Queen Victoria is liberally minded as far as drink was concerned. McKay as something of a celebrity dives in.  “Lament for the Union” had established him as one of the most talented pipers alive. Whisky flowed. He’d come a long way from his father’s house in Eyre, waves lapping at the Raasay shoreline, where he’s spat out his first drink of whisky because of the foul taste. His father, John Mackay of Raasay (1767-1848), one of the the last great piper to have had lessons from the MacCrimmons and learn by song, with nothing written. He was the best player, composer and teacher of his day, and his sons followed in his footsteps. Angus was determined, however, to record these great works, to go against the grain and write them down.

He was successful and unsuccessful in finding voice and losing himself.

‘Writing music…They were written in canntaireachd. The challenges sometimes lay in finding the timing and precise pitches of notes – no wonder there were always so many versions of the same tune if each one called for different timings! – but I used my knowledge of playing the tunes to determine how they should be written. To the experienced piper, any manuscript serves as but a rough guide to finding the music anyway.’
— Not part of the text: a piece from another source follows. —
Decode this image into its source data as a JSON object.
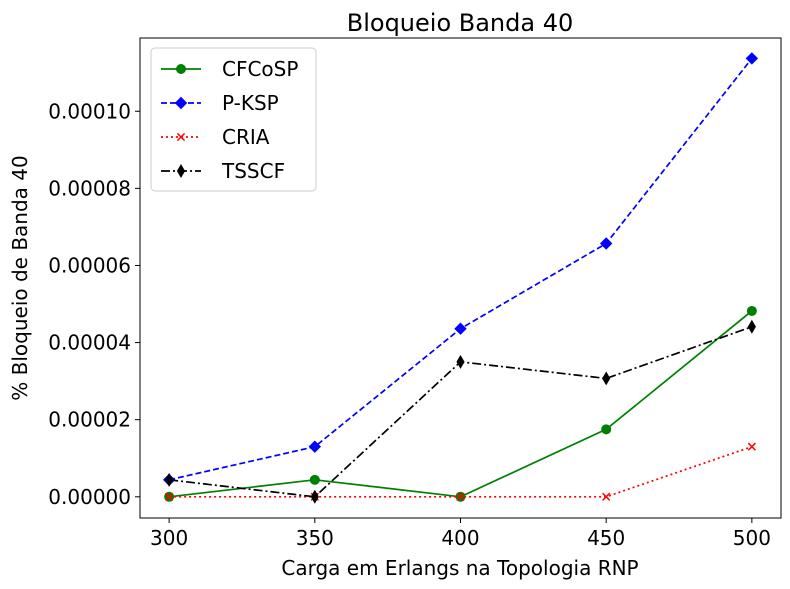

His nemesis was James Logan. A self-proclaimed expert in Highland music and culture. He wore a bright tartan waistcoat in their first meeting. More importantly, Logan had the aristocratic connections to get the book published. Logan believed Highland music had to bend the knee to social class and society’s foibles.

McKay did not. He believed in the purity of intention and his translation of these ancient piping traditions.

His book was published but butchered by Logan. McKay was told it was ‘well received’ by the Highland aristocracy and gentry. So well received that Logan suggested no other work on pipe music need to be published henceforth.

McKay could only see the flaws. His intention to publish a rebuttal, without countless errors of the scores, but the proposed second volume cut off by Logan and the difficulty of publishing.

In the Great Empire Exhibition, he’s introduced to a tiny, ugly woman with bad teeth, Charlotte Bronte. He attended a lecture by William Makepeace Thackery. A novelist the Queen disapproved for his social satire. But it’s the machinery court that catches his eye. Printing press, capable of churning out more than 5000 copies of The Illustrated London News in a single hour. With such a typesetting revolution, he could cut out the Logans of the newly industrialising world.

With no cure for the ‘French Pox,’ he drinks more of ‘the water of life’ to deaden the pain. He believes he’s got to warn Queen Victoria about a plot against her—and dreams they’ve become more intimate. Mary, his wife, rallies against him. He’s incarcerated in Bedlam.

Iain MacDonald ghost-writes Angus McKay and brings him to life. We always kill the things we love. Read on.  

 

 

 

Comments

This sounds like my kinda thing. The era of Queen Victoria is a passage in history that I should probably know more about. This sounds like an interesting aspect.

 

when you think about bureucracy think about the entourage supporting Queen Victoria. It does capture the movement from those leavig the land to be swallowed up by the industrial revolution. But millions starved, most notably in the Scottish Highlands- not a mention.